Partai Golongan Karya (Golkar) adalah partai politik tertua di antara semua partai yang sekarang berkiprah dalam kancah perpolitikan nasional.
Golkar berdiri pada tanggal 20 Oktober 1964 dan meraih masa kejayaanya selama era Orde Baru, yakni saat Indonesia dipimpin oleh Presiden Soeharto (1968-1998).
Ketika Orde Baru tumbang dan digantikan dengan era reformasi, banyak pengamat yang menduga Golkar akan habis, bahkan tak sedikit suara yang meminta Golkar dibubarkan saja.
Tapi, dengan pengalaman tokoh-tokohnya yang matang dalam berpolitik, Golkar bisa selamat dan bisa juga mengikuti irama dengan bergaya reformis.
Bahkan, boleh dikatakan bahwa Golkar selalu berada dalam kekuasaan, karena dengan lincah membangun koalisi dengan partai pemenang di setiap pemilu era reformasi.
Maka, ketika Partai Demokrat berkuasa dan Susilo Bambang Yudhoyono (SBY) menjadi Presiden, Golkar ikut dalam gerbong pemerintah dengan mendapat jatah beberapa kursi menteri.
Demikian pula ketika giliran PDIP yang menang dan menjadikan Joko Widodo sebagai Presiden, Golkar pun tetap menjadi bagian dari kekuasaan.
Jelaslah, Golkar belum pernah menjadi partai oposisi, seperti yang dilakukan Partai Demokrat dan PKS saat ini atau seperti PDIP di masa Presiden SBY.
Memang, kalau disebut era keemasan Golkar sudah terlewati, sah-sah saja, karena setelah era Soeharto, belum pernah ada lagi kader Golkar yang menjadi Presiden.
Hanya saja, jangan sebut Golkar sudah mati atau sudah habis. Peran Golkar tetap penting dan banyak partai lain yang sangat ingin menggandeng Golkar dalam bekoalisi.
Tapi, harus diakui, Golkar bukan lagi penentu arah politik di negara kita. Artinya, Golkar bukan aktor utama, namun menjadi aktor pendukung yang diperebutkan.Â
Ironisnya, sekarang terbentuk 3 poros yang jadi penentu, dan salah satunya adalah poros yang dikomandoi oleh Partai Gerindra.
Padahal, Gerindra bisa disebut sebagai "anak" yang dilahirkan Golkar, seperti juga Nasdem dan Hanura yang juga "anak" Golkar.
Hal itu karena beberapa tokoh Golkar merasa kecewa dan membentuk partai baru, sehingga lahirlah partai-partai "anak" itu tadi.

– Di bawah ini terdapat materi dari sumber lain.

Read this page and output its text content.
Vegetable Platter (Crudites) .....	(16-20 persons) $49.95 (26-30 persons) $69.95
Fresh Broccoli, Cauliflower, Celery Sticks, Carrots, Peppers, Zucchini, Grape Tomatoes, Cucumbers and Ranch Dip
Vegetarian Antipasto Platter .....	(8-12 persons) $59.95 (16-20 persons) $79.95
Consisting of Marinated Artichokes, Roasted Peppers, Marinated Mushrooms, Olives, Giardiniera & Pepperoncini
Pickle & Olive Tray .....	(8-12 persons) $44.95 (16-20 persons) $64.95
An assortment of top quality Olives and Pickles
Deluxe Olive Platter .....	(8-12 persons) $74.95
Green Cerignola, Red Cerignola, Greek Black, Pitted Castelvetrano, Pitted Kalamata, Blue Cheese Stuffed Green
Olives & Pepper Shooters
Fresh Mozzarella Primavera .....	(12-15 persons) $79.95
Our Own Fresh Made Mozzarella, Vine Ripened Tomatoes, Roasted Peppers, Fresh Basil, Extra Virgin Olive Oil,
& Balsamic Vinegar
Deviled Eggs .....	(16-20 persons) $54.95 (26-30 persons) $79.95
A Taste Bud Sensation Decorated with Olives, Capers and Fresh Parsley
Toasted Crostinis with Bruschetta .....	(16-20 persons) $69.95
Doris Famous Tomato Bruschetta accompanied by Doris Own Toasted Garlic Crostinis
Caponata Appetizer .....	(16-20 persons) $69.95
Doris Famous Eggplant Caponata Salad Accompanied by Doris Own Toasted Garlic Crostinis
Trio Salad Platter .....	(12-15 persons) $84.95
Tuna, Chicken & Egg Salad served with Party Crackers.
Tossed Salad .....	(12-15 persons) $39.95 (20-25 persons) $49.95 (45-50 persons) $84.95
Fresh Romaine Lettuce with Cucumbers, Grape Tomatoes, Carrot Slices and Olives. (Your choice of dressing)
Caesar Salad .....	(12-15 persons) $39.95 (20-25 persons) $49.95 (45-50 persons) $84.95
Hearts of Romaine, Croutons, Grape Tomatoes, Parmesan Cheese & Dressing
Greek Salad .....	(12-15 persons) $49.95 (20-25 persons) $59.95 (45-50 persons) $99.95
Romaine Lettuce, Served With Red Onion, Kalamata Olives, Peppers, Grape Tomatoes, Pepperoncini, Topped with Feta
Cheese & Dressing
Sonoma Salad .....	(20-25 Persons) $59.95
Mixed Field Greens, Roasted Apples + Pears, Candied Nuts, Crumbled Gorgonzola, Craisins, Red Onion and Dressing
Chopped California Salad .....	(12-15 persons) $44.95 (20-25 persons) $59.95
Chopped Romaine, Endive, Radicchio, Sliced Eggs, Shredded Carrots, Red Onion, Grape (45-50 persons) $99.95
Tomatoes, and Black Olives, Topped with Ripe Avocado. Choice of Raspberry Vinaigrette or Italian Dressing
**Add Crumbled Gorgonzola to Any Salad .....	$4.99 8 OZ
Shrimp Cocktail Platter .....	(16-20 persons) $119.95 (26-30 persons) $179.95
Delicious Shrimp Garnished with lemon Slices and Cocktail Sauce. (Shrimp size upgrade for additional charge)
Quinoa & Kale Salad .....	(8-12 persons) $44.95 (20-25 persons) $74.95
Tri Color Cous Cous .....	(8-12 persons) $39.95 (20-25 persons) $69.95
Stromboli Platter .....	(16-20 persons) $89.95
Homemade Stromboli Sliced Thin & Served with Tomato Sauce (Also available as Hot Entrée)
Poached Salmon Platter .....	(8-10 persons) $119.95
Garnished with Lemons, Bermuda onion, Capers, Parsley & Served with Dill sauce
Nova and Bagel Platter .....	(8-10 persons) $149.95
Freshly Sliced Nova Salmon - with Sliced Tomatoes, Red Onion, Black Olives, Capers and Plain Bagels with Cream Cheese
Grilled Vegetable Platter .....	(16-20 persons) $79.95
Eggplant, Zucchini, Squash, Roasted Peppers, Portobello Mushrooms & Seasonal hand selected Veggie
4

Maka, Golkar sekarang ibarat induk yang dilangkahi anaknya, karena Gerindra sudah menjadi penentu yang mengusung Prabowo Subianto sebagai capres.
Selain Gerindra, 2 poros lainnya adalah poros yang dibentuk Nasdem dengan capresnya Anies Baswedan dan poros PDIP dengan capres Ganjar Pranowo.
Jusuf Kalla (JK), mantan dua kali wakil presiden dan mantan ketua umum di partai berlambang pohon beringin itu, terang benderang mendukung Anies Baswedan.
Tapi, JK pun realistis dengan mengatakan bagi Golkar sebagai institusi tak mungkin mendukung Anies. Barangkali karena Anies disebut media massa sebagai antitesis Jokowi.
JK memang terkenal dengan kecepatannya dalam mengambil keputusan yang strategis. Berbeda dengan ketua umum Golkar saat ini, Airlangga Hartarto yang terkesan lamban.
Lambatnya Golkar mengambil keputusan mungkin karena menunggu "arahan" Â Jokowi. Padahal, Golkar seharusnya berani mengambil keputusan sendiri.
Makanya, kader Golkar yang tidak sabar dengan gaya kepemimpinan Airlangga, sebagian mencetuskan untuk mengganti Airlangga melalui forum Musyawarah Nasional Luar Biasa (Munaslub).
Untunglah, Airlangga berhasil meredam wacana munaslub tersebut dan ia masih bercokol sebagai pemimpin Golkar.
Masalahnya, elektabilitas Airlangga tak kunjung terangkat berdasarkan hasil sejumlah survei.Â
Hal itu sangat disadari Golkar, sehingga bisa jadi akan mendorong kadernya Ridwan Kamil sebagai bakal cawapres, karena lebih baik elektabilitasnya.
Golkar pilih koalisi hanya ada dua pilihan, mendukung Prabowo atau Ganjar? Dan itu sangat tergantung, apakah Prabowo atau Ganjar yang berminat didampingi Ridwan Kamil.
Jika Golkar tetap ngotot mencawapreskan Airlangga, apalagi mencapreskan, diduga akan gagal.